Of course, you can build up your body to be more resistant against infections. Get and stay generally fit; eat a balanced diet of quality foods including loads of fruit and vegetables; and take supplements if you need them. Many professional presenters rely on Vitamin C tablets, Echinacea drops or Astragalus tincture which also protects against breathing tracts and lung infections. A dozen drops in water each day and regular gargling will give infection protection.
But what if the worst happens, and you actually feel a cold coming on? A few squirts of Vicks First Defence or equivalent product up the nasal passages can help stop a cold in its tracks if its caught early. Its basically thick gel made of plant substances that stops the infection spreading and it has a good success rate. Another piece of advice is to go to the gym, but dont do too much exercise if youre feeling a bit off colour; simply sit in the hot steam room or sauna for ten minutes and the temperature may kill off the infection; remember to breathe deeply, in through the nose, out through the mouth.
If you really HAVE to do a voice session, present an important conference speech or present a broadcast programme with a sore throat or if you are all bunged up, follow my tips.
Dont use your voice on full volume until you really have to - whisper to people until its show time! A sore throat can be calmed by gargling with warm salted water every few hours; be careful it doesnt make you sick though! Theres no point in gargling with a medicinal antiseptic, this will just irritate the throat if its already infected. Its important to keep drinking water regularly as well as sucking lozenges; any kind that have vapours will be fine.
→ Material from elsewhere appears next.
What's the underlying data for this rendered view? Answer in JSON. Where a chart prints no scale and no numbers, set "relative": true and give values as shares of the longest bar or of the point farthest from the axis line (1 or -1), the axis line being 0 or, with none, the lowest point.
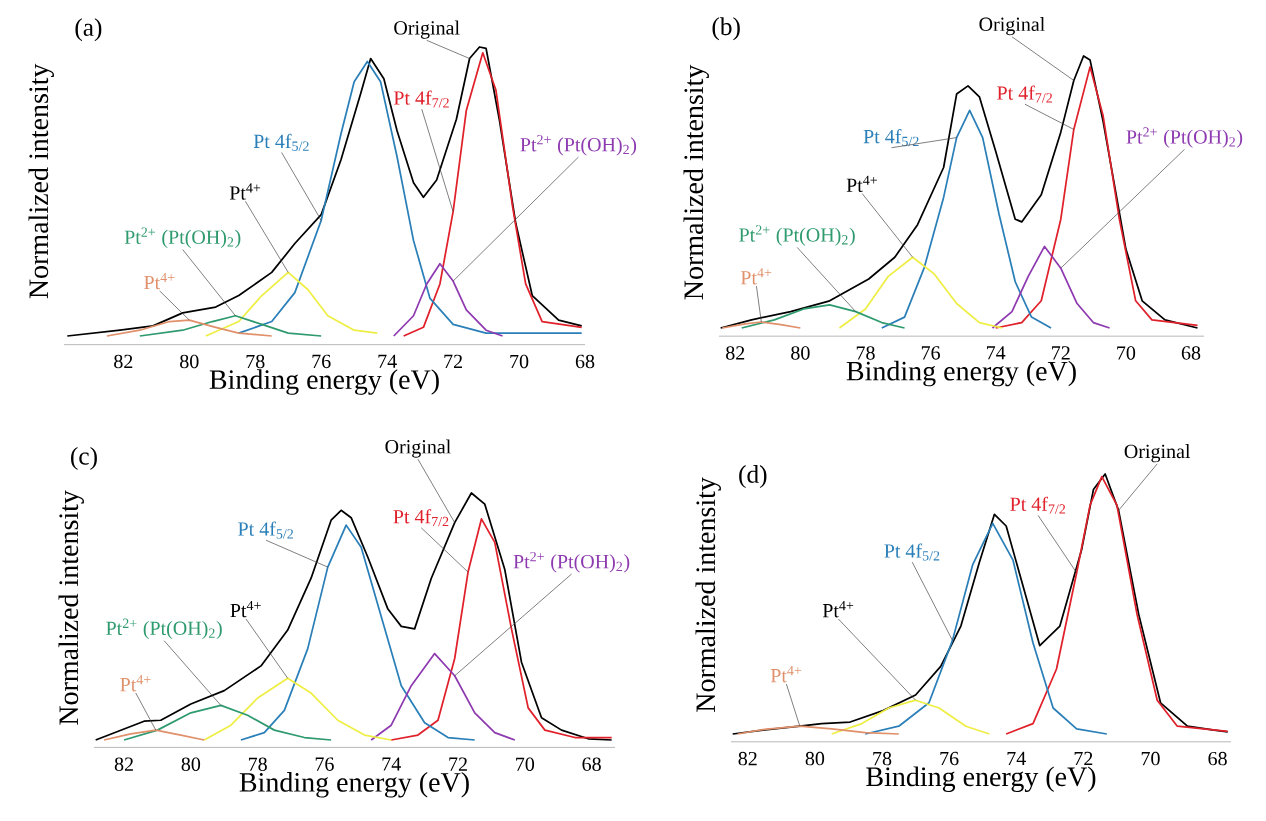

If your nose is blocked, a temporary relief spray like Sinex may work for you, or breathe in Olbas oil sprinkled on a tissue. Fill a bowl with very hot water, put a towel over your head and breathe in the steam deeply. Try mixing in essential oils such as menthol, eucalyptus, or tea tree oil for improved results. Your pharmasist may suggest some anti-congestion tablets that can temporarily unblock you, but dont use these regularly.
But what if youre absolutely desperate for your vouice to sound normal? Depending on how blocked you are, try doing a handstand and staying there for a minute! Gravity could unblock the mucus from your passages long enough for you to blow it out before your speech or broadcast!
Finally, I know a lot of people dont look after their precious sensitive vocal folds by coughing too much or clearing their voice loudly. This is really bad news for your poor throat and vocal cords, and its far better to learn to do the silent cough technique. This is a way to clear the throat without violently hitting the delicate vocal folds together. The silent cough is done by breathing in air and blowing the air out very fast through your throat and mouth without making much sound- its like a big chesty puff. Immediately after the silent cough, you should tuck your chin down and swallow hard. Doing this often clears mucous that clings to the vocal folds or near them.
Mucus can be a big problem for many people and we recommend you drink eight glasses of water a day, avoiding dairy products and eating a true balance of protein and carbohydrates. Keep fit, and your voice will reward you!
Good luck with your next presentation!